La Cour commune de Jhonel élit domicile au Petit Duc

Paroles ailées

• 7 juillet 2016⇒30 juillet 2016 •
La Cour commune de Jhonel élit domicile au Petit Duc - Zibeline

Homère nous avait rendu familières les paroles ailées de ses héros. La vérité se moirait alors de la vertu des mots, à la fois précise et imagée qui accordait sa réalité au monde. Ainsi, Hamani Kassoum  a un nom de scène et de plume porteur d’ailes, Jhonel. Il offrait le 26 février, au Petit Duc, une rencontre avec les étudiants pour lesquels il a brossé un tableau de la situation économique et politique du Niger, « pays à 82% analphabète », aux multiples langues, dont le français qui, de langue coloniale, devient celle des jeunes slameurs. Ces derniers se l’approprient et lui accordent le statut de langue vécue transmettant « leurs sentiments, leur indignations » (Jean-Dominique Pénel). Lorsque le budget de la culture est de 200 millions de francs CFA, autrement dit 300 mille euros, il est difficile aux artistes de survivre, d’être rémunérés à leur valeur. La misère dans ce pays où la malnutrition fait des ravages, est « celle des idées autant que celle de l’argent ». « Il y a une seule saison des pluies et le reste de l’année, il n’y a rien à faire, d’où les départs ». Jhonel sourit « il faut accepter de fuir la misère ». Il a refusé longtemps les cachets proposés, car indécents, c’est par là qu’il a réussi à être aujourd’hui payé correctement et à être respecté. L’exigence se retrouve dans son travail, son goût des mots, de leur transmission –« qu’il y ait une personne en face de moi, ou une salle comble, c’est pareil, je donne, je donne, je donne… » – ; si sa famille, noble n’apprécie guère au départ de le voir composer et dire, -rôle des griots, caste inférieure-, le poète ne cesse de cultiver son amour des mots, jusqu’à mettre en œuvre une forme du Cercle des poètes disparus à l’école…

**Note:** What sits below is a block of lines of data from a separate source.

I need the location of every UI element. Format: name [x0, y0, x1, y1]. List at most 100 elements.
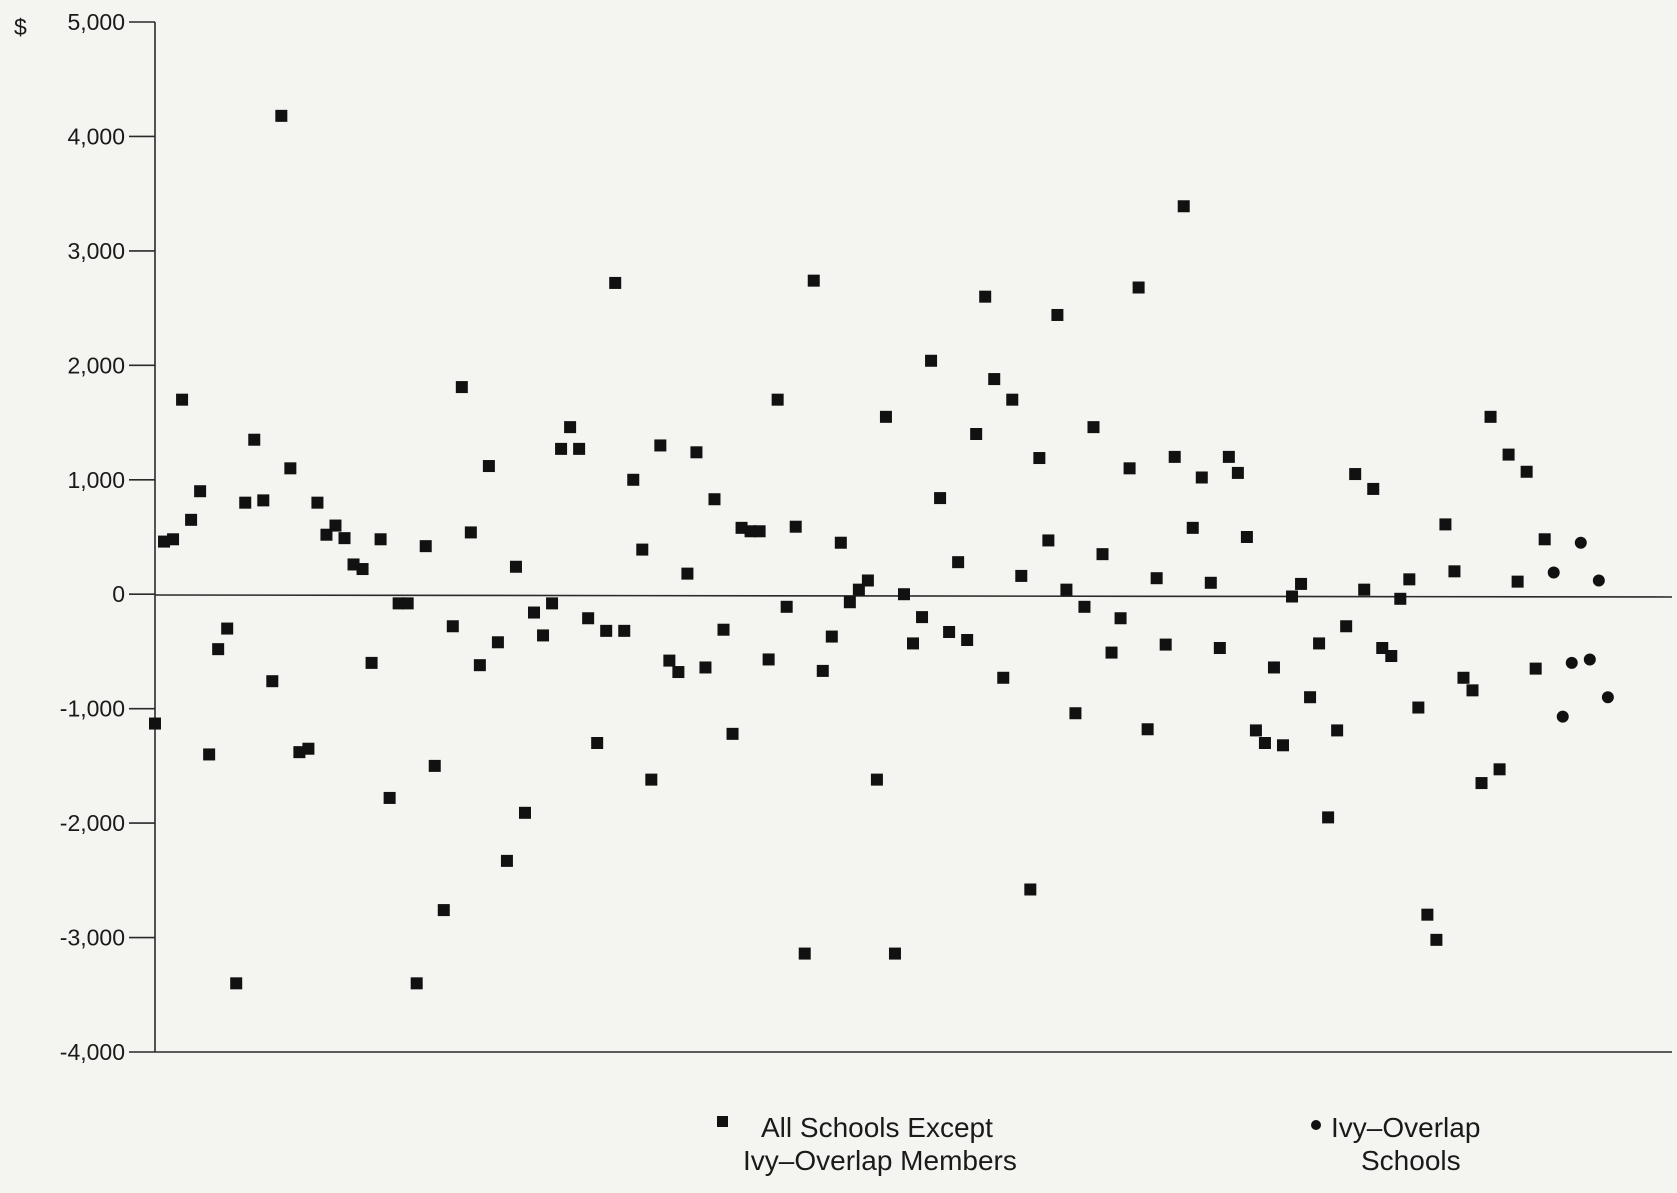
point-all-schools — [1267, 661, 1280, 674]
point-all-schools — [266, 675, 279, 688]
point-all-schools — [970, 428, 983, 440]
y-tick-label: 5,000 — [67, 9, 125, 35]
point-all-schools — [735, 521, 748, 534]
legend-label-ivy-overlap-line2: Schools — [1361, 1145, 1461, 1176]
point-all-schools — [537, 629, 550, 642]
point-all-schools — [500, 854, 513, 867]
point-all-schools — [843, 596, 856, 609]
point-all-schools — [1276, 739, 1289, 752]
point-all-schools — [1060, 583, 1073, 596]
point-all-schools — [1186, 521, 1199, 534]
point-all-schools — [1015, 569, 1028, 582]
point-all-schools — [473, 659, 486, 672]
point-all-schools — [455, 381, 468, 394]
point-all-schools — [979, 290, 992, 303]
point-all-schools — [636, 543, 649, 556]
point-all-schools — [753, 525, 766, 538]
point-all-schools — [1105, 646, 1118, 659]
point-all-schools — [302, 742, 315, 755]
point-all-schools — [410, 977, 423, 990]
point-all-schools — [257, 494, 270, 507]
point-all-schools — [771, 393, 784, 406]
point-ivy-overlap — [1583, 653, 1596, 666]
legend-label-ivy-overlap-line1: Ivy–Overlap — [1331, 1112, 1480, 1143]
point-all-schools — [1042, 534, 1055, 547]
point-all-schools — [1520, 465, 1533, 478]
point-all-schools — [591, 737, 604, 749]
point-all-schools — [934, 492, 947, 505]
legend-label-all-schools-line2: Ivy–Overlap Members — [743, 1145, 1017, 1176]
point-all-schools — [645, 773, 658, 786]
point-all-schools — [1466, 684, 1479, 697]
point-all-schools — [600, 624, 613, 637]
point-all-schools — [1204, 576, 1217, 589]
point-all-schools — [284, 462, 297, 475]
point-all-schools — [825, 630, 838, 643]
point-all-schools — [491, 636, 504, 649]
point-all-schools — [167, 533, 180, 546]
point-all-schools — [1349, 468, 1362, 481]
point-all-schools — [212, 643, 225, 656]
point-all-schools — [356, 563, 369, 576]
legend: All Schools Except Ivy–Overlap Members I… — [717, 1112, 1480, 1176]
y-tick-label: 2,000 — [67, 352, 125, 378]
point-all-schools — [1385, 650, 1398, 663]
point-all-schools — [780, 600, 793, 613]
point-all-schools — [1195, 471, 1208, 484]
point-all-schools — [482, 460, 495, 473]
point-all-schools — [419, 540, 432, 553]
point-all-schools — [1295, 577, 1308, 590]
point-all-schools — [1150, 572, 1163, 585]
point-all-schools — [699, 661, 712, 674]
point-all-schools — [1313, 637, 1326, 650]
point-all-schools — [627, 473, 640, 486]
legend-marker-square — [717, 1116, 728, 1127]
point-all-schools — [158, 535, 171, 548]
point-all-schools — [925, 354, 938, 367]
point-all-schools — [961, 634, 974, 646]
point-all-schools — [1087, 421, 1100, 434]
point-all-schools — [329, 519, 342, 532]
point-all-schools — [1457, 671, 1470, 684]
point-all-schools — [149, 717, 161, 730]
point-all-schools — [347, 558, 360, 571]
point-all-schools — [509, 560, 522, 573]
point-all-schools — [1069, 707, 1082, 720]
point-all-schools — [573, 442, 586, 455]
point-all-schools — [248, 433, 261, 446]
point-all-schools — [1213, 642, 1226, 655]
y-currency-symbol: $ — [14, 14, 27, 40]
point-all-schools — [528, 606, 541, 619]
point-all-schools — [988, 373, 1001, 386]
point-all-schools — [1249, 724, 1262, 737]
point-all-schools — [1114, 612, 1127, 625]
point-all-schools — [762, 653, 775, 666]
y-tick-label: -3,000 — [60, 925, 125, 951]
point-all-schools — [1331, 724, 1344, 737]
point-all-schools — [293, 746, 306, 759]
point-all-schools — [374, 533, 387, 546]
point-all-schools — [1222, 450, 1235, 463]
point-all-schools — [1511, 575, 1524, 588]
point-all-schools — [1439, 518, 1452, 531]
point-all-schools — [383, 791, 396, 804]
point-all-schools — [1484, 410, 1497, 423]
point-all-schools — [194, 485, 207, 498]
y-tick-label: 4,000 — [67, 123, 125, 149]
point-all-schools — [1421, 908, 1434, 921]
point-all-schools — [1141, 723, 1154, 736]
point-all-schools — [221, 622, 234, 635]
point-all-schools — [1529, 662, 1542, 675]
point-all-schools — [690, 446, 703, 459]
point-all-schools — [1132, 281, 1145, 294]
point-all-schools — [546, 597, 559, 610]
point-ivy-overlap — [1592, 574, 1605, 587]
point-all-schools — [1475, 777, 1488, 790]
point-all-schools — [338, 532, 351, 545]
point-all-schools — [582, 612, 595, 625]
legend-marker-circle — [1311, 1120, 1321, 1130]
point-all-schools — [1304, 691, 1317, 704]
point-all-schools — [176, 393, 189, 406]
point-all-schools — [654, 439, 667, 452]
point-all-schools — [1168, 450, 1181, 463]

Aujourd’hui, « je sais que l’on m’écoute vraiment dans mon pays, c’est pourquoi je fais attention à ce que je dis. » Jhonel évoque ce ministre de la santé qui l’appelait, le consultait, mais qui après les élections s’est retrouvé en prison. Jhonel ne peut pas lui rendre visite, car il ne veut pas être considéré comme d’un parti. « Je travaille toujours sur comment dire pour pouvoir tout dire ». Les circonstances politiques dessinent un art poétique.

Les projets mûrissent, en 2012, Jhonel fonde un festival à Niamey, et depuis deux ans, se greffent des pôles de réflexion, par le biais de conférences, de rencontres, de colloques, qui réfléchissent à la question de la relation entre culture et développement. « Faut-il être prêts à un développement vers le « grand monde », rester dans nos pratiques, trouver un juste milieu ? ». Tout un travail est mené dans les lycées, les radios communautaires, pour savoir ce que le peuple pense vraiment. « Il est facile de proposer l’eau à l’autre, mais ce n’est pas forcément ce qu’il veut !… Il est nécessaire de chercher les réponses ensemble ».

Bientôt aussi sera posée la première pierre de la construction d’une maison de la poésie à Niamey, centre de résidences, mais aussi lieu tourné vers les plus jeunes, afin de « donner cette chance à l’enfant de se développer, lui donner sa place ».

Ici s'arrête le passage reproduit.